Bakın ben size kendimden bir örnek vereyim, AKP yargısı nedeniyle 4 yıl boyunca hiçbir şey yapamıyorum. Seçimler bitti, vatandaşlarımız gibi benim de üzüntümün, öfkemin karşılığı yok. 6 yıldır işimden, ailemden, sosyal yaşantımdan taviz vermişim ve 4 yıl boyunca siyasi yasaklıyım. Kazanılmış bir hakkım hukuksuz gasp edildiği için İl Başkanlığı’na devam ediyorum ama yeniden bir yere seçilebilme hakkım yok.

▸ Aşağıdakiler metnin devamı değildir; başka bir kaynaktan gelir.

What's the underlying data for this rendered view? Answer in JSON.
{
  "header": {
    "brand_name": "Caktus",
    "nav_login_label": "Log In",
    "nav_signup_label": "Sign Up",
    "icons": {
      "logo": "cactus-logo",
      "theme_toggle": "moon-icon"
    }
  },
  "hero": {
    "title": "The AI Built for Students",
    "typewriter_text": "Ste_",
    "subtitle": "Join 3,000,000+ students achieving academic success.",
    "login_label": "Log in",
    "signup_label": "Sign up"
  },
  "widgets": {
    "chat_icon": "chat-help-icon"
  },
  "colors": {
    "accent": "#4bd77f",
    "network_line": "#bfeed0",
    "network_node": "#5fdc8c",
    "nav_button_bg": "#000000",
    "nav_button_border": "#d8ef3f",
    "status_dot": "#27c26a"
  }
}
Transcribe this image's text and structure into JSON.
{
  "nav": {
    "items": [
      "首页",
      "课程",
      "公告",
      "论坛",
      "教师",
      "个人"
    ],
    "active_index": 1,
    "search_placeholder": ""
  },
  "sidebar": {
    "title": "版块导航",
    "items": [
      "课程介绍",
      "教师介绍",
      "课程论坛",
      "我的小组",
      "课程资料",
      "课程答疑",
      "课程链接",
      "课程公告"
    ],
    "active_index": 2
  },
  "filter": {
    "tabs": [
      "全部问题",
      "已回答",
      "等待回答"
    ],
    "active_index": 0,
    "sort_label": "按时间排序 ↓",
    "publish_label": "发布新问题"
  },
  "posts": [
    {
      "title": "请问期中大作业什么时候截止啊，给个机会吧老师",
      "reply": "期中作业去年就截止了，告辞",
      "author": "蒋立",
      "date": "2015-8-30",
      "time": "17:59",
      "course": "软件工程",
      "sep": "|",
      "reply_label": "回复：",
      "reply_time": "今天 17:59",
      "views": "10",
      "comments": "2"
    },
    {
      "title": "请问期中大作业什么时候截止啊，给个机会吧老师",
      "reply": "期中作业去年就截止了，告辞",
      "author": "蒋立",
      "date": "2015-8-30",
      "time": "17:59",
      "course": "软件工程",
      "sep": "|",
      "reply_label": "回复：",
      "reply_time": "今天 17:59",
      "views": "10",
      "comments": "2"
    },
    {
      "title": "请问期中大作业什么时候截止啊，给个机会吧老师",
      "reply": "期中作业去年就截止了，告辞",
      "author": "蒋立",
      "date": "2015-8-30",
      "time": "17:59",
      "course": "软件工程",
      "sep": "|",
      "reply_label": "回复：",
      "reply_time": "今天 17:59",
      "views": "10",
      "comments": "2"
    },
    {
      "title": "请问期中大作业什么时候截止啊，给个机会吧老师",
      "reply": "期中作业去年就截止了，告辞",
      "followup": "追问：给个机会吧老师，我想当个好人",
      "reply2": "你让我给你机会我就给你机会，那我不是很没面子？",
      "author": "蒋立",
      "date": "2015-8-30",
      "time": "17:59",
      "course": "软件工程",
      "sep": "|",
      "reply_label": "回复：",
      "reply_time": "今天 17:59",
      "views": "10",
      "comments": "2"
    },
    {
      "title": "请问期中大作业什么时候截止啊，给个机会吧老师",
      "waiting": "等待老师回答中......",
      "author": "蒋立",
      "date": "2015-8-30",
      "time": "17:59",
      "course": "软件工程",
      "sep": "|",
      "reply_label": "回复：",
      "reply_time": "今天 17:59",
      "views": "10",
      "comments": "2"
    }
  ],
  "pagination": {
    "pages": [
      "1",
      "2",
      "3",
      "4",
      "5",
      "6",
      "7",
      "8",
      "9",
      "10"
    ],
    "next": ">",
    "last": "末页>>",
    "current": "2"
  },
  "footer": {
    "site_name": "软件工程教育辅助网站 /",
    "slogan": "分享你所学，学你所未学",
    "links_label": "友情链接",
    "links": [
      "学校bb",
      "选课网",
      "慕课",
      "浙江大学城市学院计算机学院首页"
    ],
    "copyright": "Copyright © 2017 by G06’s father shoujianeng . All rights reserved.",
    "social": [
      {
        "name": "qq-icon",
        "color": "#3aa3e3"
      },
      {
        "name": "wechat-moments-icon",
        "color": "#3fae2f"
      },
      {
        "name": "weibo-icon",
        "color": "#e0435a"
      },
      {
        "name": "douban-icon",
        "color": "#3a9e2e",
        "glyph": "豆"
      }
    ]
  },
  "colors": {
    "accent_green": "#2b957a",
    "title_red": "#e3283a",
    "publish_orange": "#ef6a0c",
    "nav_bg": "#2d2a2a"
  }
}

Benim duygum “Canan sen toplum için elinden geleni yaptın, biraz da başkaları yapsın” deyip gitmekti ama ben bile kongrelere kadar bırakıp gidemedim. Bunun adı nedir biliyor musunuz; sorumluluk. Şimdi Kemal Kılıçdaroğlu, konuşuluyor, “10 seçim kaybetti, 12 seçim kaybetti”, bunu söyleyen partililere söylüyorum, sanki Kılıçdaroğlu genel başkan oluncaya kadar her seçimde CHP kazanıyordu, yüzde 30-40’lar oyu vardı da, Kılıçdaroğlu genel başkan olduktan sonra seçimler kaybedilmeye başladı. Bugünü dünle birlikte bütünleştirip değerlendirmeniz lazım. Kılıçdaroğlu’nun genel başkan olmasıyla birlikte partinin oyları arttı mı arttı ve artmaya devam ediyor (AKP’nin oyları ise sistematik bir şekilde düşüyor), 2019’da tarihi bir yerel seçim başarısı kazanıldı mı kazanıldı, vatandaşla buluşmadaki zemin genişliği her geçen gün artıyor.
Bunlar olurken seçimin faturasını bir kişiye kesmek yanlıştır. Kazanılınca “ben kazandım”, kaybedilince “ben kaybetmiyorum”, böyle bir şey olabilir mi? Kazanılırsa hep birlikte kazanılır, kaybedilirse de hep birlikte kaybedilir, herkes üzerine düşen sorumluluğu alır. Kılıçdaroğlu’nu tanıyan biri olarak asla koltuğa yapışmak gibi bir duygusu olmadığını bizzat biliyorum, bunu iddialı söyleyebilirim. Kılıçdaroğlu örgütünü dinleyecektir, örgütü kendisini adaylaştırırsa o sorumluluktan kaçmayacaktır, örgütten aksi yönde bir ses gelirse de aday olmaz. Yani Kılıçdaroğlu’nun kendisinin aday olması gibi bir durum olmaz.